A l’aube naissante des années 80, "Tangram" est un album qui marque un certain tournant dans la longue carrière discographique de Tangerine Dream.
Johannes Schmoelling fait son entrée, prenant part au jeu des claviers ; mais ce n’est pas la remarque essentielle qu’il faut souligner ici.
En premier lieu, les sons s’affranchissent de la rugosité inhérente à celle de la décennie précédente ; on entre ici dans une nouvelle ère, celle d’une production moderniste où le moindre risque d’aspérité indésirable semble avoir été irrémédiablement ciblé et annihilé – au détriment peut-être d’une expressivité plus naturelle, pourront penser les aficionados de la période seventies. D’autre part, ce projet est le dernier représentant réellement crédible des formats unitaires ayant fait les heures de gloire du rêve mandarine. "Tangram" ne contient que deux éponymes, affublés de leur suffixe respectif 'Set 1' et 'Set 2'. Non qu’Edgar Froese et son complice Chris Franke vont délaisser l’écriture des longues suites instrumentales dont ils connaissent si bien les recettes, mais parce que les compositions de moyennes et courtes durées vont prendre désormais le pas, et de plus en plus souvent, pour l’essentiel de l’œuvre à venir. Par ailleurs la version de 2008 ne cherchera pas à ressusciter le modèle de 1980 : au programme de cette nouvelle mouture, un découpage en pas moins de 7 pistes, affichant des durées très disparates, de 2 à 10 minutes.

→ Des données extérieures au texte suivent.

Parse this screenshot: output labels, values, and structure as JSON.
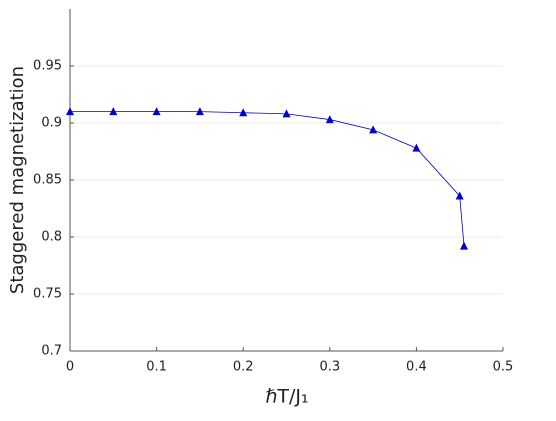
{
  "chart_data": {
    "type": "line",
    "xlabel": "ℏT/J₁",
    "ylabel": "Staggered magnetization",
    "x": [
      0,
      0.05,
      0.1,
      0.15,
      0.2,
      0.25,
      0.3,
      0.35,
      0.4,
      0.45,
      0.455
    ],
    "series": [
      {
        "color": "#0000cc",
        "marker": "triangle",
        "values": [
          0.91,
          0.91,
          0.91,
          0.91,
          0.909,
          0.908,
          0.903,
          0.894,
          0.878,
          0.836,
          0.792
        ]
      }
    ],
    "xlim": [
      0,
      0.5
    ],
    "xticks": [
      0,
      0.1,
      0.2,
      0.3,
      0.4,
      0.5
    ],
    "ylim": [
      0.7,
      1.0
    ],
    "yticks": [
      0.7,
      0.75,
      0.8,
      0.85,
      0.9,
      0.95
    ],
    "grid": true
  }
}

Pour l’heure, simplicité de la structure à l'appui, ce "Tangram" se présente-t-il comme un nouvel album-concept ? Pas sûr. La première partie est construite à la manière de 'Force Majeure', l’éponyme de l'opus précédent, avec toutefois beaucoup moins de contraste dans le jeu des alternances émotionnelles. On navigue toujours entre deux dualités psychologiques, mais de manière beaucoup plus fluide (comprendre de manière moins remarquable). Si certains auditeurs préféreront peut-être cette tournure, la méthodologie qui lui est propre ne nécessite sûrement pas le même niveau de virtuosité. La conclusion de ce premier moment elle aussi est orientée vers une forme de libération spirituelle, tout en conservant l’aspect filigrané de l’ensemble.
Pour sa part, le second titre se révèle encore plus neutre dans sa tonalité et ses évolutions émotionnelles, bien que très agréable à l'oreille. On retrouvera ici et là certains ingrédients de "Rubycon" et de "Ricochet", mais le relief général de la composition a été sérieusement aplani. L’omniprésence de synthétiseurs un brin (trop) scintillants, la surexploitation des boucles rythmiques ou l’absence de final véritable sont autant d’éléments qui cantonnent essentiellement ce 'Set 2' à la fonction d’ambiance instrumentale, sans que cela ne porte en soi de connotation dévalorisante.
En conclusion, il faut évaluer "Tangram" pour ce qu’il est : un projet à vocation ambient-électro, tout à fait honorable dans ce registre. Il en découle immanquablement que son armement cérébral et progressif n’est pas à la mesure de celui d’un "Ricochet", "Stratosfear" ou "Force Majeure".